When Sam Pedroza collided with a truck four years ago while riding his bicycle, he was airlifted from Claremont to the nearest trauma center — 30 miles away.
Instead of being flown to
"Are we that remote that we need to get an airship to take us to get the care that we need?" asked Pedroza, a Claremont City Councilman who broke several bones but has since recovered.
Traveling long distances for the most dire medical care has been a longtime complaint of San Gabriel Valley residents. For more than two decades, the eastern county region has lacked a trauma center — a special emergency room equipped to treat serious injuries, including those from car crashes and gunshots.
That could soon change. Los Angeles County officials are drafting a contract to help finance a unit at Pomona Valley, which would become the county's first new trauma center in a decade.
Los Angeles County Supervisor Hilda Solis, who represents the region, scored a political victory in pushing for the center, which she described as a "win-win" that would help patients without straining the hospital. She and other supervisors say that they want to continue expanding the county's current 14-hospital trauma system.
But the new center isn't necessarily a sign of hope for other areas of the county that may feel underserved. There are no state or national standards that dictate where trauma centers should be placed, so the creation of new ones tend to fall to political and economic forces.
"There are areas where they need trauma centers, and they're not opening up there," said Jennifer Ward, president of the Trauma Center Assn. of America. "For sure, we need them in some of the more rural, desolate areas."
At its peak in 1985, Los Angeles County had a network of 22 trauma centers — including one at Pomona Valley. The vision was to spread them strategically so that when calamity struck, no patient would be more than 20 minutes away from a facility.
Soon after, however, Pomona Valley and several others gradually withdrew: given the high cost of staffing a center with specialized doctors around the clock, they couldn't afford to treat so many patients who lacked insurance to pay the bills.
That economic reality was not a local phenomenon: More than 300 of the 1,125 trauma centers nationwide shut their doors between 1990 and 2005, compared to about 60 in the previous decade.
With the implementation of the Affordable Care Act, there are now fewer uninsured patients for whom hospitals have to pick up the tab and trauma centers are opening at a record pace.
A state audit last year identified Malibu, large swaths of the developing Antelope Valley and the eastern San Gabriel Valley as underserved regions, and called on Los Angeles County officials to consider expanding trauma centers in those areas.
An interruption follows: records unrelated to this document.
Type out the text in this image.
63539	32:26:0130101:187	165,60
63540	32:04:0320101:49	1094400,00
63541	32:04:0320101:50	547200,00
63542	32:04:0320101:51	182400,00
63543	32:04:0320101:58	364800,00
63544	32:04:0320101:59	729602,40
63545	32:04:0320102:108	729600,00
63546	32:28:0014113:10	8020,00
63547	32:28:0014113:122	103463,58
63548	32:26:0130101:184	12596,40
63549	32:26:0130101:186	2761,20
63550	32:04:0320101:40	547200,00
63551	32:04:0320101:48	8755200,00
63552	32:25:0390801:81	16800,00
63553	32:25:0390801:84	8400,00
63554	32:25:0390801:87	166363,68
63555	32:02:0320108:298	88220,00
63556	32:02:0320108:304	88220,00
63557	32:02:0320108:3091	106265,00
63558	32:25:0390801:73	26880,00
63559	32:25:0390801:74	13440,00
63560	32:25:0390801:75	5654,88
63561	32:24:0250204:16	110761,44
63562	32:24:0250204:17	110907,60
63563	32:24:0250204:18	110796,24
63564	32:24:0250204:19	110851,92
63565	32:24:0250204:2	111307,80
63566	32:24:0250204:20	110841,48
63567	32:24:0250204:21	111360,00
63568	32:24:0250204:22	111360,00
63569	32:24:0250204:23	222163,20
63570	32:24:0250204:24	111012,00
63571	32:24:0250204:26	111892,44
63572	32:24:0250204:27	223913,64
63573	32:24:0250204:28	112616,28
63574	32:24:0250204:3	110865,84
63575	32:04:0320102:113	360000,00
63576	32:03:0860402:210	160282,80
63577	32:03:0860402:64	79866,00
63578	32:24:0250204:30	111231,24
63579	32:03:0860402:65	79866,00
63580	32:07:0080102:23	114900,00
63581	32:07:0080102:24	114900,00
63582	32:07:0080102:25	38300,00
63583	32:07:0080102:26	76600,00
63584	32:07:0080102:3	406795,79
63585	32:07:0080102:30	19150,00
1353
So though prompted partly by the audit, the decision to open Pomona Valley was largely due to Solis' influence and the hospital's belief that it would be good business to rejoin the network — underscoring just how much trauma centers remain at the mercy of local politics and hospital finances.
The American College of Surgeons released a statement this year calling for trauma center guidelines that would be based on a community's needs.
"When changing economic fortunes determine the desirability of trauma center designation ... the resources available for the care of injured patients change with the economic tide," the statement said.
In Chicago, for example, that tide shifted in 1988, when financial pressures prompted the University of Chicago to close its adult trauma center. As a result, none of Chicago's six high-level trauma centers are in the city's South Side, which experiences a disproportionate number of shootings.
Dr. Ronald Stewart, chair of the American College of Surgeons' committee on trauma, said there haven't been laws regulating trauma centers because it's not clear how independent the network should be. There's a unresolved question at the center of this debate, he said, "Is it mainly a business or is the trauma system more like police and fire," which are public safety services?
He said the association plans to convene a working group later this year to develop trauma standards.
The association recommends one or two trauma centers per million people, which puts Los Angeles County well within that range. Stewart said it's important not to have too many trauma centers; research has shown that doctors and staff need a steady flow of patients to maintain their expertise.
When the trauma center at the former King/Drew hospital closed several years ago, the probability of death for trauma patients at nearby Harbor-UCLA decreased by 31% — even though Harbor treated 55% more trauma patients because of transfers, according to researchers from the Los Angeles Biomedical Research Institute at Harbor-UCLA.
"It's common sense, if you think about it. The more of something you do, you tend to be better at it," Stewart said.
In general, trauma center locations should depend on a variety of factors, including population, injury rate and geography, Stewart said.
A recent UC San Francisco study found that California patients were 21% more likely to die after a trauma center closure if they had a longer driving distance, compared to those who did not have a longer driving distance.
In 2003, with no new trauma centers on the horizon, Los Angeles County officials introduced a helicopter system to transport patients if drive times would have exceeded 30 minutes.
Cathy Chidester, director of the county's Emergency Medical Services Agency, said that system has helped the county maintain a safe transport time.
And Dr. Renee Hsia, the UC San Francisco study's lead author, agreed with that logic, saying that time, not distance, is key.
"If the times are comparable, it shouldn't make that much of a difference for the patient," Hsia said.
However, the audit released last year noted that county officials hadn't collected enough data on the helicopter transports to show that the system really is effectively serving patients.